Friday, January 27, 2012

Economic Fairness and the State of the Union

In his State of the Union address, President Obama called for various laws, regulations, subsidies, and tax code changes all designed to promote economic fairness in society. The day after his speech, results of the Bloomberg Global Poll were released indicating that a majority of international investors agree that income inequality is a grave problem for capitalism. While Tom Kane praised the President, claiming he promoted entrepreneurship, I agree a lot more with Anthony Gregory's assessment that the speech was another brief for statism.

While there is much that could be said going point by point through President Obama's address, I want only to address the theme of economic fairness that permeated the speech. One certainly cannot fault anyone for desiring to live in a society that embraces justice in economic relationships.

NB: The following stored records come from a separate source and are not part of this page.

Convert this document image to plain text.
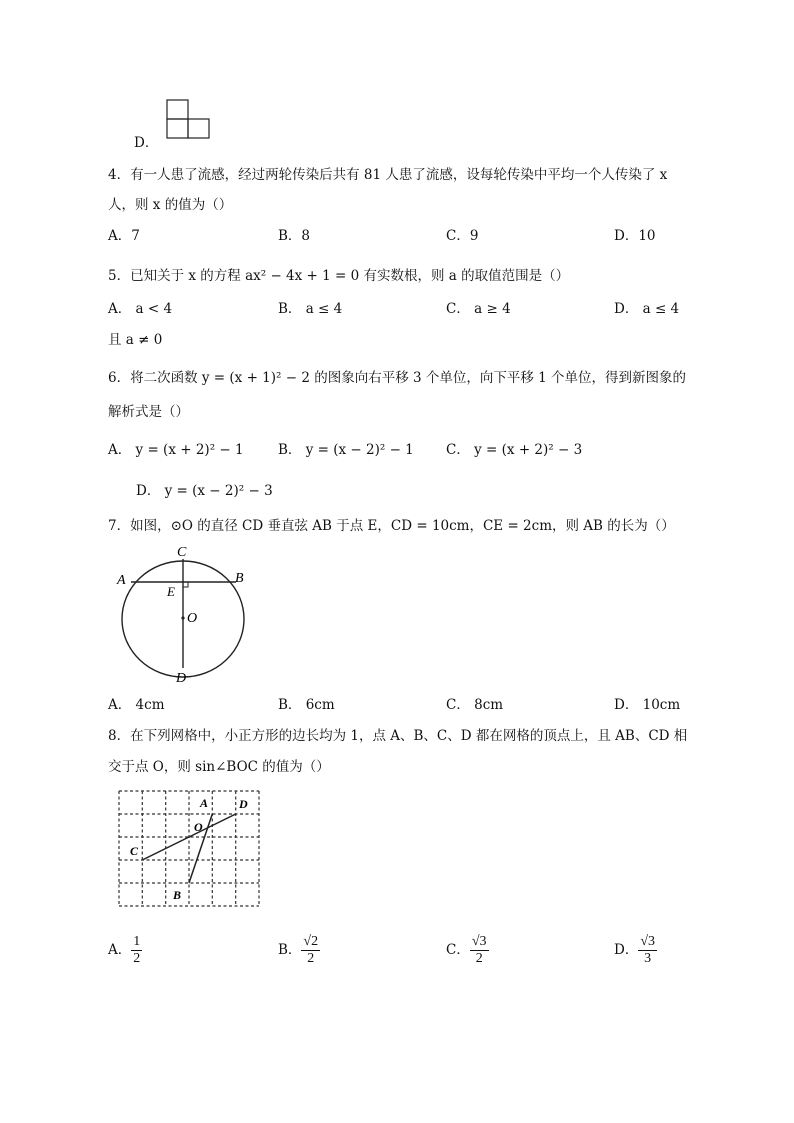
D．
4．有一人患了流感，经过两轮传染后共有 81 人患了流感，设每轮传染中平均一个人传染了 x
人，则 x 的值为（）
A．7	B．8	C．9	D．10
5．已知关于 x 的方程 ax² − 4x + 1 = 0 有实数根，则 a 的取值范围是（）
A． a < 4	B． a ≤ 4	C． a ≥ 4	D． a ≤ 4
且 a ≠ 0
6．将二次函数 y = (x + 1)² − 2 的图象向右平移 3 个单位，向下平移 1 个单位，得到新图象的
解析式是（）
A． y = (x + 2)² − 1	B． y = (x − 2)² − 1 C． y = (x + 2)² − 3
D． y = (x − 2)² − 3
7．如图，⊙O 的直径 CD 垂直弦 AB 于点 E，CD = 10cm，CE = 2cm，则 AB 的长为（）
C
A	B
E
O
D
A． 4cm	B． 6cm	C． 8cm	D． 10cm
8．在下列网格中，小正方形的边长均为 1，点 A、B、C、D 都在网格的顶点上，且 AB、CD 相
交于点 O，则 sin∠BOC 的值为（）
A	D
O
C
B
A． $\frac{1}{2}$	B． $\frac{√2}{2}$	C． $\frac{√3}{2}$	D． $\frac{√3}{3}$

Unfortunately, what the President could do most to promote actual economic fairness was not mentioned--a return to the free society undergirded by the institution of private property.

In a free society, people earn incomes by supplying a productive service, meaning a service for which someone is willing to pay more than enough to cover its cost. Workers get paid to the extent that they contribute to their employers' operations. Capitalists reap interest income for supplying present money in exchange for future money. Entrepreneurs reap profit income to the extent that they more successfully satisfy future consumer demand. In such a society, incomes are the fair return for serving somebody else. As Scripture indicates "the laborer deserves his wages" (1 Tim. 5:18). Also note what the master of the house says to the unhappy worker at the end of the parable of the vineyard in Matthew 20:1-16.

In our present economic system, however, there are numerous ways people can live off of others. Bankers are allowed to create money out of thin air and reap interest income by loaning it out, all the while subsidized by the Federal Reserve. Wall street investors are free to make larger and more risky investments and get bailed out by the state.

Those who receive subsidies from the government reap income due to their privileged status vis-a-vis the government and they do so at the expense of other people. The only way for the state to fund subsidies is through taxes, borrowing, or inflation or some combination of the three. All of these sources of funding results in wealth being redistributed from some citizens to others at the rather arbitrary desires of bureaucrats.

A return toward economic fairness and justice requires a return to a free society. A return to a free society requires a return to private property.